Someone having a Major depressive episode must experience five or more of the following symptoms during the same two-week period for most of the day or nearly every day:
- Feelings of sadness, emptiness, or hopelessness (in children, this may be irritability)
- Having no interest or feeling no pleasure in all or almost all activities
- Weight loss or weight gain by greater than 5% when not trying to lose or gain weight OR a change in appetite nearly every day
- Sleeping too little or too much
- Physical agitation or restlessness that is observed by others
- Being tired and having a lack of energy
- Feelings of worthlessness, self-hate, and guilt
- Not being able to concentrate, think clearly, or make decisions
- Being irritable
- Ongoing thoughts of death or suicide - either thinking about suicide without a plan for how it would happen, having a specific plan or attempting to commit suicide
Depressive symptoms can vary a great deal from one person to the next. One person with depression may experience feelings of sadness, hopelessness, and helplessness. Another person may feel angry, irritated, and discouraged. These symptoms may also seem like a change in someone's personality. For example, someone who is usually patient might begin to lose his or her temper about things that normally would not bother him or her.

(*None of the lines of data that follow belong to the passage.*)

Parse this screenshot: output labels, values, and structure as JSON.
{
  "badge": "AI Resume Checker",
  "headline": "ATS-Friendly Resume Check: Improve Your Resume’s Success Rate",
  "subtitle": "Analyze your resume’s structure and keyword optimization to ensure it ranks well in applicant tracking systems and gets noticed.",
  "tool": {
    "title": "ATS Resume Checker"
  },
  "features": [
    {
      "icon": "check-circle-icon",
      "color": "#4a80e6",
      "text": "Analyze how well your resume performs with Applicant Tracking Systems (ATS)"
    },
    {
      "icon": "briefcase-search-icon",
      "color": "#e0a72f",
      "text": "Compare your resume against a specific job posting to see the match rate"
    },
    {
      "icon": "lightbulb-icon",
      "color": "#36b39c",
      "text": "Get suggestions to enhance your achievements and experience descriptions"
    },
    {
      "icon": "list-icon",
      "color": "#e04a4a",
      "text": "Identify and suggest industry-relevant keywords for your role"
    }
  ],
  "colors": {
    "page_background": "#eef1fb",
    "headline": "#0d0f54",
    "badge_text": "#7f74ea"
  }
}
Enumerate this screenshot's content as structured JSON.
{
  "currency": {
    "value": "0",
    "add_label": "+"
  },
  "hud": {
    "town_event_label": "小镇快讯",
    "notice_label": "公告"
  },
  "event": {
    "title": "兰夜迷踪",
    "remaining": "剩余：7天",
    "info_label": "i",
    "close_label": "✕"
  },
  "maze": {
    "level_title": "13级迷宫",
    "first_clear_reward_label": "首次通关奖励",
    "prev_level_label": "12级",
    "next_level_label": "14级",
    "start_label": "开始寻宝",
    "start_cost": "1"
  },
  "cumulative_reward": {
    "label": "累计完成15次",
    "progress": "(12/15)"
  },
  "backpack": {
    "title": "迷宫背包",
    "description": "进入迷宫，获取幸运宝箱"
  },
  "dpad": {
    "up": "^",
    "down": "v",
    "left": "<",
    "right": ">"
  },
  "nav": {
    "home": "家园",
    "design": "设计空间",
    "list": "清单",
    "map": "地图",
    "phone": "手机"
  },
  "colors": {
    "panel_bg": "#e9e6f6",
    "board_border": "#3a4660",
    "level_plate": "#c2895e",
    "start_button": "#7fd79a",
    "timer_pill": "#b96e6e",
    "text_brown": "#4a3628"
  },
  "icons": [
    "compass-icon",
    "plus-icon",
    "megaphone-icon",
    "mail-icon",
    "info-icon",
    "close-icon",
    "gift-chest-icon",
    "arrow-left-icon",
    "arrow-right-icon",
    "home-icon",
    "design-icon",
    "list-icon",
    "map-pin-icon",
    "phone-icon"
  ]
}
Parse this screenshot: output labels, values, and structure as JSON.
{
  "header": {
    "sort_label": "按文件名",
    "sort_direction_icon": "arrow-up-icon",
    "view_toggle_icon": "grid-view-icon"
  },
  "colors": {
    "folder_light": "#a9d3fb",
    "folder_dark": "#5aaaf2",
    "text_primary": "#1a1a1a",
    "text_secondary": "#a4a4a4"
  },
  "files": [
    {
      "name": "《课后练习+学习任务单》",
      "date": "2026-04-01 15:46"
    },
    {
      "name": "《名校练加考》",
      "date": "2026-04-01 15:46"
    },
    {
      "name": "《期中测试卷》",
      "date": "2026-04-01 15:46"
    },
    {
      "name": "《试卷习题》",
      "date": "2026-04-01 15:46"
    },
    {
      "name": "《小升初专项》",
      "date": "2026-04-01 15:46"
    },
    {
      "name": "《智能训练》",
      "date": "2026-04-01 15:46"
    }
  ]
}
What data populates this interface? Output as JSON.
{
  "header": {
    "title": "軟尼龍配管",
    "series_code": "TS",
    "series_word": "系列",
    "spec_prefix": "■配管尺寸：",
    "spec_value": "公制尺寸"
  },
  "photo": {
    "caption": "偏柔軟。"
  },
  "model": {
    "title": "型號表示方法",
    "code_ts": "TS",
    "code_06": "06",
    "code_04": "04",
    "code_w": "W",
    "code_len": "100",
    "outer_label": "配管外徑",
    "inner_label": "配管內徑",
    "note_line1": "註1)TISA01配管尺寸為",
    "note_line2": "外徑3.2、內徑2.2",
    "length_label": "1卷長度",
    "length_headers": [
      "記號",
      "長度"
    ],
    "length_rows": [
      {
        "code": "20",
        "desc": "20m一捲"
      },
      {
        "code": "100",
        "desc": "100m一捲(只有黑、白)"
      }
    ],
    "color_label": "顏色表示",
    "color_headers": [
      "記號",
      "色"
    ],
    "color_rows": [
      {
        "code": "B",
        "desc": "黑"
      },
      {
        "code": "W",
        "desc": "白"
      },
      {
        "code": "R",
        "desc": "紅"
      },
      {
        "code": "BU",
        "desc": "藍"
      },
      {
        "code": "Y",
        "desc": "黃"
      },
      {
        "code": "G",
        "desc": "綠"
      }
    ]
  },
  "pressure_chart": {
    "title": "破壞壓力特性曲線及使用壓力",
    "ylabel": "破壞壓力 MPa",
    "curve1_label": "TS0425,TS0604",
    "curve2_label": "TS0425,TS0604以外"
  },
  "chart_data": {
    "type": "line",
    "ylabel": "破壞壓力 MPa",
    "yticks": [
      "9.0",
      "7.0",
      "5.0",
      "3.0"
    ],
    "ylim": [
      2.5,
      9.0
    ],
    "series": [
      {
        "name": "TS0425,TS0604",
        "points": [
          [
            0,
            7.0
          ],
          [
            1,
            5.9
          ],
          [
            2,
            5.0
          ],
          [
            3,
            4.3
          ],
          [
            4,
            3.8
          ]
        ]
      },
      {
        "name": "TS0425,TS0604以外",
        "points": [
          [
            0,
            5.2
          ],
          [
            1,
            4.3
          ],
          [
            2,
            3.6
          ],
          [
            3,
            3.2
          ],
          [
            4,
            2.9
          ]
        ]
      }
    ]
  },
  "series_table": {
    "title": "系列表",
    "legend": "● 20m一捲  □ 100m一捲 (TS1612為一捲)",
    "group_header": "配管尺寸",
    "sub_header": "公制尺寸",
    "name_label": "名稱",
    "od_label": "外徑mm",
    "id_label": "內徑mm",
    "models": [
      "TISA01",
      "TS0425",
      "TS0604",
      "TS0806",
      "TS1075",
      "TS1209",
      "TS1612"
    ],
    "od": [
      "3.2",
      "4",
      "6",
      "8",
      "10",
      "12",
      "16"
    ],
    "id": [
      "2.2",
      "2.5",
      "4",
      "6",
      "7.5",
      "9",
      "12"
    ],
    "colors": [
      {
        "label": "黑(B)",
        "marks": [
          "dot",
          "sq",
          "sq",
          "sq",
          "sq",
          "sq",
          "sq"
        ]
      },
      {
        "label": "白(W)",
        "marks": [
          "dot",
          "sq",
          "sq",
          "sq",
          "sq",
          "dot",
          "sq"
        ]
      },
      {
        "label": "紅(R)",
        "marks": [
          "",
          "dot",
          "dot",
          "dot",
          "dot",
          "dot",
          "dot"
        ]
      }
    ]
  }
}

Symptoms can also change over time when someone is depressed. Someone who is initially withdrawn and sad can become very frustrated and irritable as a result of getting less sleep and not being able to accomplish simple tasks or make decisions. These symptoms cause stress that is noticed by others and cause problems at school, work or in relationships with others.
Unlike with mania and hypomania, there is no short-term depressive episode that can be diagnosed. There is a related condition known as Persistent Depressive Disorder, or Dysthymia,, which describes a long-lasting mild depression. Dysthymia cannot be diagnosed at the same time as bipolar disorder. This is because in order to qualify for a diagnosis of Dysthymia, you have to show evidence of consistently mild depressive symptoms occurring more days than not over a period of at least two years. The presence of manic or hypomanic episodes during the two-year period would disqualify a person from being diagnosed with Dysthymia.
While bipolar disorder most frequently happens as a swing between manic and depressive episodes, in a minority of cases, a third type of episode can happen. One of the specifiers for Bipolar Disorder can be "with mixed features." This means that the criteria for mania and the criteria for depression are both simultaneously met. However, just because criteria for both manic and depressive episodes are both met during a single day, for example, does not mean that both sets of symptoms are present at the same time. Instead, what typically happens is that there is a rapid switching between manic and depressive states, happening one or more times in a single day. These mixed features tend to be severe when they occur with psychotic symptoms such as hallucinations and delusions, and suicidal thinking frequently present.